A depressingly, confusingly, and oddly serious investigation on why I feel totally guilty about gay bashing, and a call to arms…
Recently, I had a very disturbing dream in which I was being bullied by practically everyone. I couldn’t walk down a street without encountering someone holding up a sign that said that I was a terrible person. I couldn’t turn on the tv without someone debating or questioning the validity of my life. My soul was being constantly battered by people telling me that I was awful and an abomination – and the clincher was I DIDN’T KNOW WHAT I HAD DONE THAT WAS SO WRONG. I didn’t think that I was evil or disgusting. I just thought I was me, and I was horribly saddened and confused by the fact that no one seemed to like me, or appreciate me, or even want me around. When I woke up (literally in a cold sweat), I realized that (although this has never happened to me personally) this is what happens to my gay friends on a daily basis. I never thought about what it must feel like to be marked and hunted and treated as though you’re less than human because of who you are – who you were, in fact, born to be. Let me tell you folks – I felt like a total fucking asshole.
I have pretty much always had gay friends. When you’re the weird chick in a small town high school, gays are your go-to folks on the friends front. They have a tendency to be more accepting and just generally nicer and (dare I say WAY smarter) than the I-Roq-driving douchebag alternatives. Because of the fact that I’d always been a friend to gay people, I didn’t think that I could possibly be responsible for what admittedly happens to them in our society. How many times, however, have I witnessed people being close-minded assholes about homosexuality and NOT SAID ANYTHING? How many times have I been sitting with a friend when someone made an off-color joke that clearly hit home, and not DONE ANYTHING? I may not have been an active participant in any gay bashing, but I was a party to it, and for that I am sincerely ashamed.
There are many things about gay people that I admire, (their sheer courage, their wonderful humor, their compassion towards others) but right now the thing I’m liking the most is that gay people seem to be able to affect political change in a way that is both positive and compelling.

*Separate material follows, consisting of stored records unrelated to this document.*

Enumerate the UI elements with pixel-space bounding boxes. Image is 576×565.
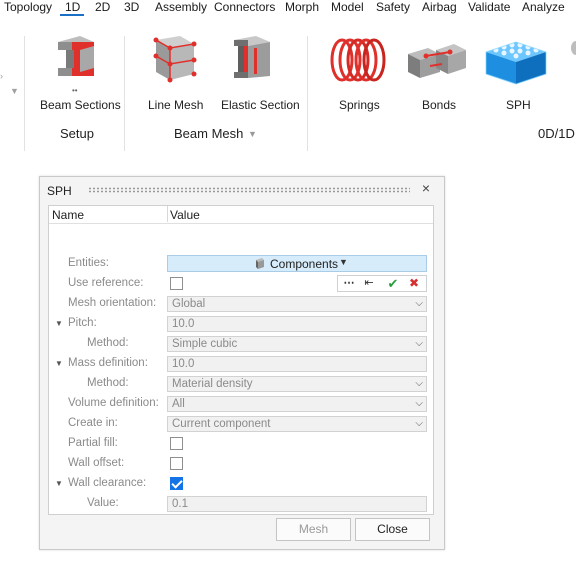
menu-1d[interactable]: 1D [65, 0, 80, 15]
mass-definition-collapse-icon[interactable]: ▼ [55, 359, 63, 368]
pitch-method-label: Method: [87, 337, 129, 349]
chevron-down-icon: ⌵ [415, 338, 423, 349]
beam-mesh-expand-icon[interactable]: ▼ [248, 129, 257, 139]
wall-clearance-label: Wall clearance: [68, 477, 147, 489]
mesh-orientation-value: Global [172, 298, 206, 310]
ribbon: › ▼ •• Beam Sections Setup Line Mesh Ela… [0, 16, 576, 151]
beam-sections-more-icon: •• [72, 86, 78, 95]
bonds-icon[interactable] [406, 36, 468, 84]
partial-fill-label: Partial fill: [68, 437, 118, 449]
entities-value: Components [270, 257, 339, 271]
entities-selector[interactable]: Components ▼ [167, 255, 427, 272]
reset-selection-icon[interactable]: ⇤ [360, 276, 378, 291]
elastic-section-button-label[interactable]: Elastic Section [221, 98, 300, 112]
menu-3d[interactable]: 3D [124, 0, 139, 15]
line-mesh-button-label[interactable]: Line Mesh [148, 98, 203, 112]
partial-tool-icon[interactable] [568, 40, 576, 56]
scroll-left-icon[interactable]: › [0, 71, 3, 81]
bonds-button-label[interactable]: Bonds [422, 98, 456, 112]
sph-icon[interactable] [482, 34, 550, 86]
component-cube-icon [256, 258, 264, 269]
close-button[interactable]: Close [355, 518, 430, 541]
menu-assembly[interactable]: Assembly [155, 0, 207, 15]
chevron-down-icon: ⌵ [415, 378, 423, 389]
create-in-label: Create in: [68, 417, 118, 429]
wall-offset-label: Wall offset: [68, 457, 125, 469]
partial-fill-checkbox[interactable] [170, 437, 183, 450]
beam-sections-button-label[interactable]: Beam Sections [40, 98, 121, 112]
pitch-method-select[interactable]: Simple cubic ⌵ [167, 336, 427, 352]
overflow-chevron-icon[interactable]: ▼ [10, 86, 19, 96]
beam-sections-icon[interactable] [50, 32, 102, 84]
ribbon-separator [124, 36, 125, 151]
menu-analyze[interactable]: Analyze [522, 0, 565, 15]
pitch-label: Pitch: [68, 317, 97, 329]
cancel-icon[interactable]: ✖ [405, 276, 423, 291]
line-mesh-icon[interactable] [150, 32, 198, 84]
ribbon-separator [307, 36, 308, 151]
selection-toolbar: ⋯ ⇤ ✔ ✖ [337, 275, 427, 292]
mass-definition-value: 10.0 [172, 358, 195, 370]
wall-clearance-collapse-icon[interactable]: ▼ [55, 479, 63, 488]
pitch-value: 10.0 [172, 318, 195, 330]
menu-2d[interactable]: 2D [95, 0, 110, 15]
column-divider[interactable] [167, 206, 168, 222]
entities-label: Entities: [68, 257, 109, 269]
use-reference-label: Use reference: [68, 277, 144, 289]
elastic-section-icon[interactable] [228, 32, 276, 84]
menu-safety[interactable]: Safety [376, 0, 410, 15]
sph-button-label[interactable]: SPH [506, 98, 531, 112]
volume-definition-label: Volume definition: [68, 397, 159, 409]
menu-topology[interactable]: Topology [4, 0, 52, 15]
springs-button-label[interactable]: Springs [339, 98, 380, 112]
group-label-beam-mesh: Beam Mesh [174, 126, 244, 141]
wall-clearance-checkbox[interactable] [170, 477, 183, 490]
property-table: Name Value Entities: Components ▼ Use re… [48, 205, 434, 515]
dialog-drag-handle[interactable] [88, 187, 410, 193]
mass-method-select[interactable]: Material density ⌵ [167, 376, 427, 392]
column-header-value: Value [170, 208, 200, 222]
sph-dialog: SPH × Name Value Entities: Components ▼ … [39, 176, 445, 550]
chevron-down-icon: ⌵ [415, 418, 423, 429]
dialog-title: SPH [47, 184, 72, 198]
clearance-value-input[interactable]: 0.1 [167, 496, 427, 512]
mass-method-value: Material density [172, 378, 253, 390]
volume-definition-value: All [172, 398, 185, 410]
mass-method-label: Method: [87, 377, 129, 389]
mass-definition-input[interactable]: 10.0 [167, 356, 427, 372]
group-label-0d-1d: 0D/1D [538, 126, 575, 141]
menu-bar: Topology 1D 2D 3D Assembly Connectors Mo… [0, 0, 576, 16]
column-header-name: Name [52, 208, 85, 222]
use-reference-checkbox[interactable] [170, 277, 183, 290]
header-divider [49, 223, 433, 224]
menu-morph[interactable]: Morph [285, 0, 319, 15]
menu-airbag[interactable]: Airbag [422, 0, 457, 15]
pitch-collapse-icon[interactable]: ▼ [55, 319, 63, 328]
volume-definition-select[interactable]: All ⌵ [167, 396, 427, 412]
mesh-orientation-select[interactable]: Global ⌵ [167, 296, 427, 312]
accept-icon[interactable]: ✔ [384, 276, 402, 291]
entities-dropdown-icon[interactable]: ▼ [339, 257, 348, 267]
menu-connectors[interactable]: Connectors [214, 0, 275, 15]
dialog-close-icon[interactable]: × [419, 181, 433, 195]
menu-validate[interactable]: Validate [468, 0, 510, 15]
wall-offset-checkbox[interactable] [170, 457, 183, 470]
ribbon-separator [24, 36, 25, 151]
chevron-down-icon: ⌵ [415, 398, 423, 409]
clearance-value: 0.1 [172, 498, 188, 510]
menu-model[interactable]: Model [331, 0, 364, 15]
clearance-value-label: Value: [87, 497, 119, 509]
more-options-icon[interactable]: ⋯ [340, 276, 358, 291]
group-label-setup: Setup [60, 126, 94, 141]
springs-icon[interactable] [328, 36, 386, 84]
create-in-select[interactable]: Current component ⌵ [167, 416, 427, 432]
mesh-button[interactable]: Mesh [276, 518, 351, 541]
pitch-method-value: Simple cubic [172, 338, 238, 350]
mass-definition-label: Mass definition: [68, 357, 148, 369]
create-in-value: Current component [172, 418, 271, 430]
chevron-down-icon: ⌵ [415, 298, 423, 309]
pitch-input[interactable]: 10.0 [167, 316, 427, 332]
mesh-orientation-label: Mesh orientation: [68, 297, 157, 309]
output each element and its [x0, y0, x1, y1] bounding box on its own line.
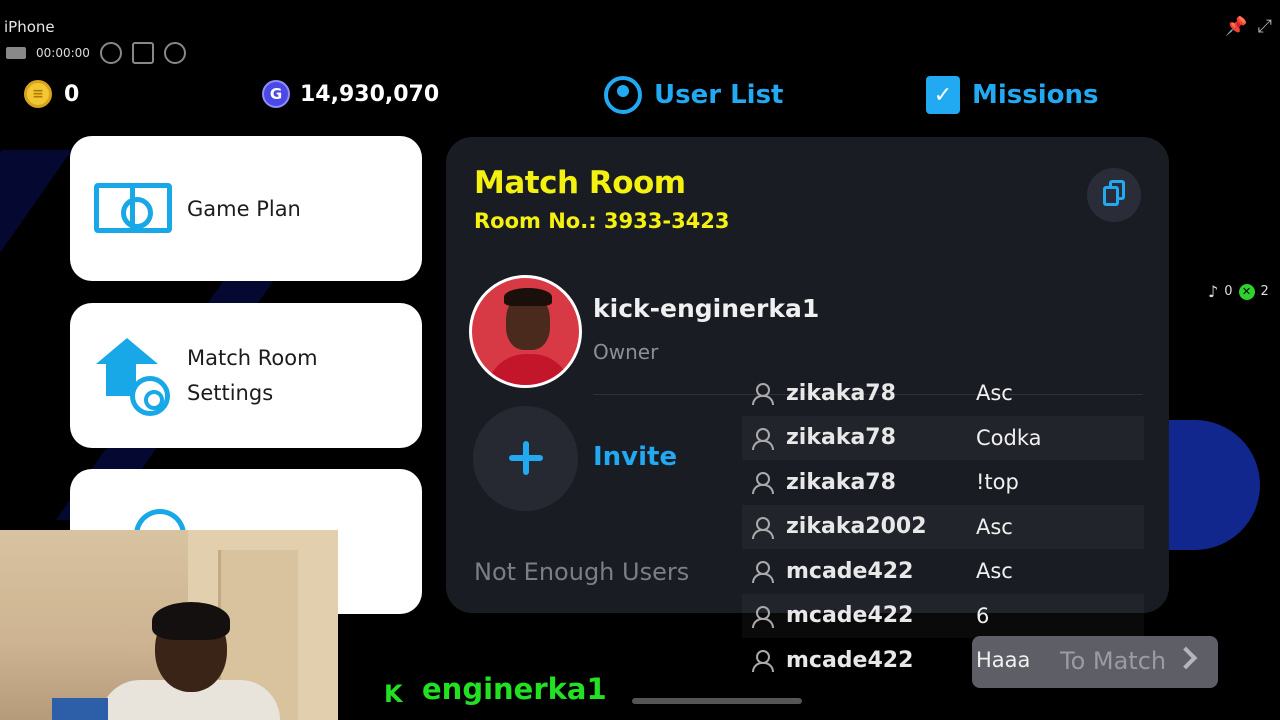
- gp-balance: G 14,930,070: [262, 80, 439, 108]
- user-list-icon: [604, 76, 642, 114]
- chat-message: mcade422 Asc: [742, 549, 1144, 594]
- coin-balance: ≡ 0: [24, 80, 79, 108]
- game-plan-card[interactable]: Game Plan: [70, 136, 422, 281]
- chat-message: zikaka2002 Asc: [742, 504, 1144, 549]
- copy-room-number-button[interactable]: [1087, 168, 1141, 222]
- home-indicator: [632, 698, 802, 704]
- missions-button[interactable]: ✓ Missions: [926, 76, 1099, 114]
- owner-avatar: [469, 275, 582, 388]
- camera-icon[interactable]: [6, 47, 26, 59]
- chat-text: Asc: [976, 514, 1013, 539]
- chat-username: zikaka78: [786, 469, 896, 495]
- chevron-right-icon: [1174, 646, 1198, 670]
- chat-username: zikaka2002: [786, 514, 927, 540]
- webcam-feed: [0, 530, 338, 720]
- missions-label: Missions: [972, 80, 1099, 110]
- gp-icon: G: [262, 80, 290, 108]
- user-icon: [752, 605, 774, 628]
- record-icon[interactable]: [163, 42, 186, 64]
- x-count: 2: [1260, 284, 1269, 299]
- user-icon: [752, 516, 774, 539]
- chat-message: zikaka78 Asc: [742, 371, 1144, 416]
- window-controls: 📌 ⤢: [1225, 16, 1272, 37]
- owner-name: kick-enginerka1: [593, 294, 820, 323]
- match-room-title: Match Room: [474, 165, 686, 201]
- chat-username: zikaka78: [786, 425, 896, 451]
- chat-message: zikaka78 !top: [742, 460, 1144, 505]
- x-icon: ✕: [1238, 283, 1255, 300]
- invite-button[interactable]: [473, 406, 578, 511]
- expand-icon[interactable]: ⤢: [1258, 16, 1272, 37]
- user-icon: [752, 427, 774, 450]
- user-list-label: User List: [654, 80, 784, 110]
- recorder-timer: 00:00:00: [36, 46, 90, 60]
- background-stripe: [0, 150, 73, 270]
- chat-text: !top: [976, 470, 1019, 495]
- chat-username: zikaka78: [786, 380, 896, 406]
- kick-logo-icon: K: [384, 680, 403, 708]
- gp-amount: 14,930,070: [300, 81, 440, 107]
- device-name: iPhone: [4, 18, 55, 36]
- game-plan-icon: [94, 183, 172, 233]
- chat-message: mcade422 6: [742, 593, 1144, 638]
- chat-text: Haaa: [976, 648, 1031, 673]
- crop-icon[interactable]: [131, 42, 154, 64]
- chat-message: mcade422 Haaa: [742, 638, 1144, 683]
- user-icon: [752, 383, 774, 405]
- chat-username: mcade422: [786, 603, 914, 629]
- chat-text: Asc: [976, 559, 1013, 584]
- tiktok-count: 0: [1224, 284, 1233, 299]
- match-room-settings-label-2: Settings: [187, 381, 274, 405]
- coin-amount: 0: [64, 81, 80, 107]
- chat-username: mcade422: [786, 558, 914, 584]
- chat-overlay: zikaka78 Asc zikaka78 Codka zikaka78 !to…: [742, 371, 1144, 638]
- match-room-settings-label-1: Match Room: [187, 346, 318, 370]
- social-stats: ♪ 0 ✕ 2: [1208, 282, 1269, 301]
- room-status: Not Enough Users: [474, 558, 690, 586]
- chat-message: zikaka78 Codka: [742, 415, 1144, 460]
- tiktok-icon: ♪: [1208, 282, 1219, 301]
- owner-role: Owner: [593, 340, 659, 364]
- checklist-icon: ✓: [926, 76, 960, 114]
- chat-text: Asc: [976, 381, 1013, 406]
- match-room-settings-icon: [96, 338, 170, 416]
- chat-username: mcade422: [786, 647, 914, 673]
- chat-overlay-last: mcade422 Haaa: [742, 638, 1144, 683]
- chat-text: Codka: [976, 425, 1042, 450]
- user-icon: [752, 472, 774, 494]
- streamer-name: enginerka1: [422, 672, 607, 706]
- user-icon: [752, 650, 774, 672]
- game-plan-label: Game Plan: [187, 197, 301, 221]
- rotate-icon[interactable]: [99, 42, 122, 64]
- recorder-controls: 00:00:00: [6, 42, 186, 64]
- chat-text: 6: [976, 603, 990, 628]
- room-number: Room No.: 3933-3423: [474, 209, 730, 233]
- pin-icon[interactable]: 📌: [1225, 16, 1247, 37]
- user-list-button[interactable]: User List: [604, 76, 783, 114]
- invite-label[interactable]: Invite: [593, 442, 677, 472]
- match-room-settings-card[interactable]: Match Room Settings: [70, 303, 422, 448]
- user-icon: [752, 561, 774, 583]
- coin-icon: ≡: [24, 80, 52, 108]
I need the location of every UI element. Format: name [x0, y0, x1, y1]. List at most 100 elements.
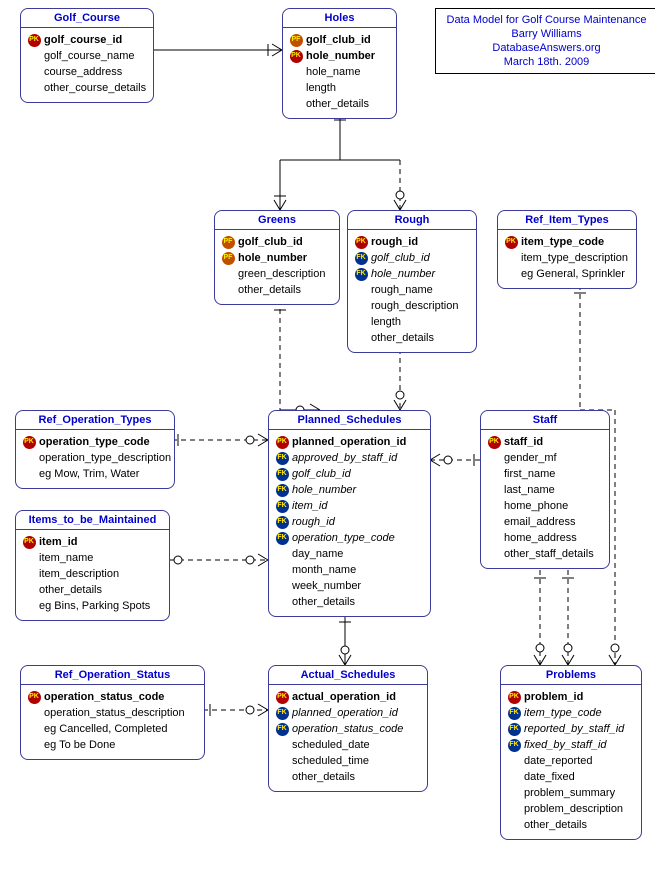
attr-name: operation_status_code	[44, 689, 164, 705]
attr-row: PKitem_type_code	[504, 234, 630, 250]
entity-header: Ref_Operation_Status	[21, 666, 204, 685]
fk-key-icon: FK	[275, 515, 289, 529]
entity-golf-course: Golf_CoursePKgolf_course_idgolf_course_n…	[20, 8, 154, 103]
attr-name: operation_status_description	[44, 705, 185, 721]
attr-name: planned_operation_id	[292, 705, 398, 721]
entity-body: PKproblem_idFKitem_type_codeFKreported_b…	[501, 685, 641, 839]
attr-name: eg General, Sprinkler	[521, 266, 625, 282]
info-line-4: March 18th. 2009	[444, 55, 649, 69]
entity-header: Holes	[283, 9, 396, 28]
attr-name: length	[371, 314, 401, 330]
pk-key-icon: PK	[275, 690, 289, 704]
attr-name: other_staff_details	[504, 546, 594, 562]
attr-row: problem_description	[507, 801, 635, 817]
attr-row: PKgolf_course_id	[27, 32, 147, 48]
attr-name: day_name	[292, 546, 343, 562]
attr-name: rough_name	[371, 282, 433, 298]
attr-name: hole_number	[292, 482, 356, 498]
pf-key-icon: PF	[289, 33, 303, 47]
attr-name: golf_course_id	[44, 32, 122, 48]
entity-header: Problems	[501, 666, 641, 685]
pk-key-icon: PK	[354, 235, 368, 249]
fk-key-icon: FK	[507, 706, 521, 720]
attr-name: other_course_details	[44, 80, 146, 96]
attr-name: hole_number	[238, 250, 307, 266]
entity-header: Staff	[481, 411, 609, 430]
fk-key-icon: FK	[275, 722, 289, 736]
pk-key-icon: PK	[507, 690, 521, 704]
entity-header: Ref_Operation_Types	[16, 411, 174, 430]
pk-key-icon: PK	[27, 33, 41, 47]
attr-name: problem_description	[524, 801, 623, 817]
entity-body: PKactual_operation_idFKplanned_operation…	[269, 685, 427, 791]
attr-name: first_name	[504, 466, 555, 482]
entity-body: PFgolf_club_idPFhole_numbergreen_descrip…	[215, 230, 339, 304]
attr-row: date_reported	[507, 753, 635, 769]
attr-row: FKhole_number	[275, 482, 424, 498]
entity-holes: HolesPFgolf_club_idPKhole_numberhole_nam…	[282, 8, 397, 119]
attr-name: item_description	[39, 566, 119, 582]
attr-row: eg General, Sprinkler	[504, 266, 630, 282]
attr-row: scheduled_date	[275, 737, 421, 753]
attr-name: approved_by_staff_id	[292, 450, 397, 466]
attr-name: eg Bins, Parking Spots	[39, 598, 150, 614]
attr-row: date_fixed	[507, 769, 635, 785]
attr-name: length	[306, 80, 336, 96]
fk-key-icon: FK	[275, 483, 289, 497]
attr-row: PFgolf_club_id	[221, 234, 333, 250]
attr-row: other_details	[289, 96, 390, 112]
pk-key-icon: PK	[504, 235, 518, 249]
attr-name: gender_mf	[504, 450, 557, 466]
attr-row: problem_summary	[507, 785, 635, 801]
pk-key-icon: PK	[22, 535, 36, 549]
attr-row: other_details	[275, 594, 424, 610]
attr-row: gender_mf	[487, 450, 603, 466]
entity-body: PKrough_idFKgolf_club_idFKhole_numberrou…	[348, 230, 476, 352]
attr-name: other_details	[306, 96, 369, 112]
attr-name: operation_status_code	[292, 721, 403, 737]
attr-name: golf_club_id	[371, 250, 430, 266]
attr-name: week_number	[292, 578, 361, 594]
attr-name: scheduled_date	[292, 737, 370, 753]
attr-row: operation_status_description	[27, 705, 198, 721]
attr-row: other_details	[275, 769, 421, 785]
attr-row: FKplanned_operation_id	[275, 705, 421, 721]
attr-row: month_name	[275, 562, 424, 578]
attr-row: other_staff_details	[487, 546, 603, 562]
attr-row: last_name	[487, 482, 603, 498]
entity-staff: StaffPKstaff_idgender_mffirst_namelast_n…	[480, 410, 610, 569]
attr-row: other_details	[221, 282, 333, 298]
attr-row: length	[289, 80, 390, 96]
attr-name: other_details	[371, 330, 434, 346]
attr-row: PKplanned_operation_id	[275, 434, 424, 450]
attr-row: FKitem_id	[275, 498, 424, 514]
fk-key-icon: FK	[275, 706, 289, 720]
entity-header: Rough	[348, 211, 476, 230]
attr-name: scheduled_time	[292, 753, 369, 769]
fk-key-icon: FK	[275, 531, 289, 545]
attr-row: eg Mow, Trim, Water	[22, 466, 168, 482]
entity-body: PKstaff_idgender_mffirst_namelast_nameho…	[481, 430, 609, 568]
attr-row: FKapproved_by_staff_id	[275, 450, 424, 466]
attr-row: operation_type_description	[22, 450, 168, 466]
info-line-2: Barry Williams	[444, 27, 649, 41]
attr-row: scheduled_time	[275, 753, 421, 769]
pk-key-icon: PK	[22, 435, 36, 449]
attr-name: rough_id	[292, 514, 335, 530]
attr-row: FKoperation_status_code	[275, 721, 421, 737]
attr-row: course_address	[27, 64, 147, 80]
attr-name: planned_operation_id	[292, 434, 406, 450]
attr-row: eg To be Done	[27, 737, 198, 753]
entity-header: Greens	[215, 211, 339, 230]
attr-row: PKactual_operation_id	[275, 689, 421, 705]
attr-name: last_name	[504, 482, 555, 498]
attr-name: other_details	[238, 282, 301, 298]
attr-row: golf_course_name	[27, 48, 147, 64]
entity-planned-schedules: Planned_SchedulesPKplanned_operation_idF…	[268, 410, 431, 617]
entity-body: PKitem_iditem_nameitem_descriptionother_…	[16, 530, 169, 620]
attr-row: FKrough_id	[275, 514, 424, 530]
attr-row: rough_name	[354, 282, 470, 298]
entity-body: PKplanned_operation_idFKapproved_by_staf…	[269, 430, 430, 616]
attr-name: actual_operation_id	[292, 689, 396, 705]
fk-key-icon: FK	[354, 267, 368, 281]
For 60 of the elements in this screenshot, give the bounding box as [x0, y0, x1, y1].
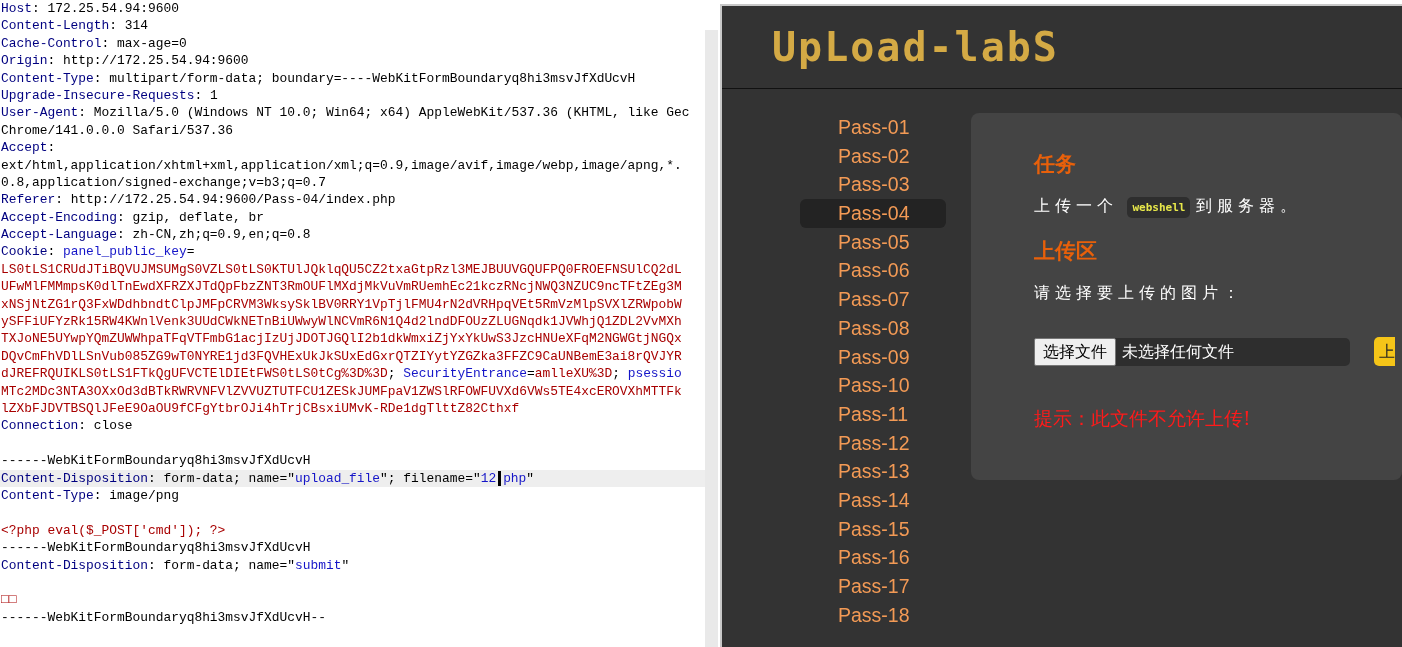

Let’s just think, for a moment, about the word “gay.” Some of you campers may be too young to remember this, but when I was growing up, the word “gay” was like a mid-level cuss word (less than “fuck” and greater than “damn” or “hell”). It was also what you’d call a fighting word. If you called a kid “gay,” he was probably going to punch you square in the nose. Things have changed, however. Now the word “gay” doesn’t have the cuss word connotation attached to it – they use it on the news (even stupid, reeking, stinking, horrible, borderline illiterate, asshole brigadoon, FOX News) all the time. I don’t know if it’s still a punching offense in kid land to call another child “gay,” but it seems like some of the sting has gone out of the term even as an insult. It seems to me like now it’s more of a jibe that has nothing to do with homosexuality in and of itself. How did this happen? It happened because through education, humor, class and grace, homosexuals managed to change their own etymology. They changed a word without being caustic or resorting to violence. They took a word that was meant to be hurtful and transformed it into an adjective that in the worst case has a null value, and in many cases, has a positive one. This is an amazing, and wonderful, and RARE event – it should be noticed and celebrated.
It’s not okay to be passive when other people are being bullied. It’s not okay for anyone to treat any other person as less than human, ever, for any reason. Not to beat a dead horse, but THAT’S WHAT HITLER DID. The Christian Right is wrong. Even if you don’t agree with me about the evolution of the term “gay,” however you slice it, it’s still an adjective – it modifies PERSON. It’s time all of us straight people who love our gay friends, do something about it. It doesn’t take a lot of time or money to take a stand – all it takes is your voice, and all you need to say is, “No.”